Bradstock went into liquidation as the PI crisis became the last straw for the struggling broker and an unquantified hole in its staff pension scheme.

The group blamed a 400% increase in PI premiums for triggering its demise.

Bradstock had been fighting for survival since it found a £14m deficit in its pension fund in 2001, along with a £6.2m deficit in shareholders' funds.

Its first half results this year showed a £544,000 pre-tax loss, but chief executive and chairman Nick Bryce-Smith said he was about to appoint a new chief executive.

Talks with the prospective chief collapsed this week when it became clear that Bradstock would not be able to get PI cover.

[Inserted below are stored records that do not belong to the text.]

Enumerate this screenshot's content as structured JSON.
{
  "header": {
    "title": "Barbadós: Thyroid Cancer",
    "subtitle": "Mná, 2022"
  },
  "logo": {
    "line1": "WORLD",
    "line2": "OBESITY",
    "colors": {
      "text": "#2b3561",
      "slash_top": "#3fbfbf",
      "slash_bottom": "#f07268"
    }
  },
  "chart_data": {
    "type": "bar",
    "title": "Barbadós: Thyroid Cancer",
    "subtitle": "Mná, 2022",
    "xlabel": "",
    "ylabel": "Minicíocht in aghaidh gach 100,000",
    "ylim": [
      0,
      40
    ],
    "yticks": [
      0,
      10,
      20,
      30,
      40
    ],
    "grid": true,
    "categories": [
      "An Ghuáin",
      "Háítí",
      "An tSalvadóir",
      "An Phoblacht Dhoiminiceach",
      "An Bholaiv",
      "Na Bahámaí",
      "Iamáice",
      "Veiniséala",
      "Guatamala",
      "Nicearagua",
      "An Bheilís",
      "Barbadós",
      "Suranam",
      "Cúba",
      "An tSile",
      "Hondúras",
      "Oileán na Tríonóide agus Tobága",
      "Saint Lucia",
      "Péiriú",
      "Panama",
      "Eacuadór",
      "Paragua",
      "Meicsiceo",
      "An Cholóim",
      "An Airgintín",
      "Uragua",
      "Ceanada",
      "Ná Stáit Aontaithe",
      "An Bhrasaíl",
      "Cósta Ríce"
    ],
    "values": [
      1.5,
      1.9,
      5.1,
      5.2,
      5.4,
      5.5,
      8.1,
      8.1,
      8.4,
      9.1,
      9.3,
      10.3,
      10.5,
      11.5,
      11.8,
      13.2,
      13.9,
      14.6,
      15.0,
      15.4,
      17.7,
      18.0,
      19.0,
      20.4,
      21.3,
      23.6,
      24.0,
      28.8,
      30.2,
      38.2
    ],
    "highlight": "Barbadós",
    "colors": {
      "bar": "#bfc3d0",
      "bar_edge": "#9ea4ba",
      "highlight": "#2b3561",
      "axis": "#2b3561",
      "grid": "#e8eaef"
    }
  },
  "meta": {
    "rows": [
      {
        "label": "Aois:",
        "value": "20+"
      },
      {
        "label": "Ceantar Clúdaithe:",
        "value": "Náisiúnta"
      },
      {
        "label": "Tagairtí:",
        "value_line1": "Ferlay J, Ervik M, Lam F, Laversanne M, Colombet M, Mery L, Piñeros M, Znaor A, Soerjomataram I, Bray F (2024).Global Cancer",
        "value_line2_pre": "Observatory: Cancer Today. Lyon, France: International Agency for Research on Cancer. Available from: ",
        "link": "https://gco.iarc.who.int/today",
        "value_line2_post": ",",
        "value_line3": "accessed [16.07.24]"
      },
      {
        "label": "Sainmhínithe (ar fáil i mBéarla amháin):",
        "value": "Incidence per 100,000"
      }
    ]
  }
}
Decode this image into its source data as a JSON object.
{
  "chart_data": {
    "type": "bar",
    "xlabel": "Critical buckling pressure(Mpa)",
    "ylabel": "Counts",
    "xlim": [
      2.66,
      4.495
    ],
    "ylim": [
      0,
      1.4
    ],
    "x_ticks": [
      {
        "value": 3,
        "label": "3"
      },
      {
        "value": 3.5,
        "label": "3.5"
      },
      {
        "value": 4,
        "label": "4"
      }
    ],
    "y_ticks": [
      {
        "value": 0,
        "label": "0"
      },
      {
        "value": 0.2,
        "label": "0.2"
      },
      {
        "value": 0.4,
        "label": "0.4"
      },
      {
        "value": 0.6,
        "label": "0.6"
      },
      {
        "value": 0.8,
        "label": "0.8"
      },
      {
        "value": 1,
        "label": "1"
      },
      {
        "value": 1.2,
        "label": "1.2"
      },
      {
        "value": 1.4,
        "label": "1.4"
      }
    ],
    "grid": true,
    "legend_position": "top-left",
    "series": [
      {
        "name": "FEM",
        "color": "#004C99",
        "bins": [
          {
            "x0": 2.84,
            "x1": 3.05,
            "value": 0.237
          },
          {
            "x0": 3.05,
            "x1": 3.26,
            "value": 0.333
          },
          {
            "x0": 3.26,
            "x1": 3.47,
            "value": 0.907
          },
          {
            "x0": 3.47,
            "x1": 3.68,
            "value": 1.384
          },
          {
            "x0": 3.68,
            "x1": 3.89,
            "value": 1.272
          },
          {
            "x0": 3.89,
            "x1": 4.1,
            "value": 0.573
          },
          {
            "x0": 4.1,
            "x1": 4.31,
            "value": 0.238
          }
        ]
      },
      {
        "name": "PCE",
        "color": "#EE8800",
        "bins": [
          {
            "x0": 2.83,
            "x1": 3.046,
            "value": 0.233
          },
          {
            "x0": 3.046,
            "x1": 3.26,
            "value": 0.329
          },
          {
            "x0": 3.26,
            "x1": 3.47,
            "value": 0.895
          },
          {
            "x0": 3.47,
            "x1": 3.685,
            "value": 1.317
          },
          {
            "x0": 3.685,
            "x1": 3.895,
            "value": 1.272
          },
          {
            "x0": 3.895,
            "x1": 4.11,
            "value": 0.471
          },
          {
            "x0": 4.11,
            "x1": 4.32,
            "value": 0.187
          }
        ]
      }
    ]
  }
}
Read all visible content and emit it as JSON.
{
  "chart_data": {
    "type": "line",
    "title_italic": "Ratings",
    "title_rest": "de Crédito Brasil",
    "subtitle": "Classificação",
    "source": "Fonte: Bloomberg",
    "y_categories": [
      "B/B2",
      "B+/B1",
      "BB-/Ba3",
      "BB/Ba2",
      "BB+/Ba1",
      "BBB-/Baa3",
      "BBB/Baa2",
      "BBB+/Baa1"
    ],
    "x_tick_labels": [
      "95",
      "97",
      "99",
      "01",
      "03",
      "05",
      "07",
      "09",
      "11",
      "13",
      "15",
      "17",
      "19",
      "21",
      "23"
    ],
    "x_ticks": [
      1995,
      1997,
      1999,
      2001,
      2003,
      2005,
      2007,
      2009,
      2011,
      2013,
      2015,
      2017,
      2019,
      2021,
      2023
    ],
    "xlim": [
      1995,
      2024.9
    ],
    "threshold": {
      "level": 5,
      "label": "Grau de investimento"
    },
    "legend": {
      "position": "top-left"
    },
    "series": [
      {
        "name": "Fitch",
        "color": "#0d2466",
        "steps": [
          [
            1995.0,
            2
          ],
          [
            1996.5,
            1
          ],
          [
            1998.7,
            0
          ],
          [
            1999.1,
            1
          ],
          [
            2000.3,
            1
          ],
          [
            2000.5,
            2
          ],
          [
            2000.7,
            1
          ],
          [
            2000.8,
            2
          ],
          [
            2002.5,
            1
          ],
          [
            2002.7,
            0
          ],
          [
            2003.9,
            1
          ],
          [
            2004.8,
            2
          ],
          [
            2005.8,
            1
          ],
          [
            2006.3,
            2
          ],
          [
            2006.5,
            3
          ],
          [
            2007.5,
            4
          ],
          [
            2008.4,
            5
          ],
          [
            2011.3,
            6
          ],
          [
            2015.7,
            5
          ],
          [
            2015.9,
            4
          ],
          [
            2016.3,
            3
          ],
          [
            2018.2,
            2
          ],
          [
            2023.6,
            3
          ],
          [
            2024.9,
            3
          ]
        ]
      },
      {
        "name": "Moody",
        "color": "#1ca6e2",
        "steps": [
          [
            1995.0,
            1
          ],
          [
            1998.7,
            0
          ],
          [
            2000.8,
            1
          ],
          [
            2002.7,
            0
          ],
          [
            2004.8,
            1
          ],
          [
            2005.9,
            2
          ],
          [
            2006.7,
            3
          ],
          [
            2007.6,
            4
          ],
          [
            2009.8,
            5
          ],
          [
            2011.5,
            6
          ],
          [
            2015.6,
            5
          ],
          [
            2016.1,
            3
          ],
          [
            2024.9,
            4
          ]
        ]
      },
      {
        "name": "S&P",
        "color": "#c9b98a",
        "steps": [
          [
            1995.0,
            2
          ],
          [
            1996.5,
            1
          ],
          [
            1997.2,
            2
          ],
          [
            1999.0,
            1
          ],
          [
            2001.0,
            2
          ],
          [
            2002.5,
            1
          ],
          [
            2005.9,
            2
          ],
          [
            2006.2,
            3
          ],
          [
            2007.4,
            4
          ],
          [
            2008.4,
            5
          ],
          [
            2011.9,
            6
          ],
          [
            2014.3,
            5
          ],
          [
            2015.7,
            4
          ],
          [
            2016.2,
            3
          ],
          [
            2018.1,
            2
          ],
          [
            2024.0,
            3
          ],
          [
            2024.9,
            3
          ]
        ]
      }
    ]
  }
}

Its previous PI insurer, the mutual Griffin Insurance Association, refused to renew the cover leaving Bradstock out on the open market.

Bryce-Smith said the quotes came in at 400% more than before.

"We got a week's notice of the premiums we would have to pay," he said.

Bradstock called in the liquidators last Monday, just hours afters its shares were suspended on the Alternative Investment Market where they had fallen to 44p from more than 240p in 2001.

Bryce-Smith said he "honestly didn't know" the current state of the pension scheme's deficit after a compromise deal, agreed by the high court last year, saw Bradstock take a £7.4m charge.

Bradstock had received "lots of approaches" for a sale but "very few of them were appropriate," he said.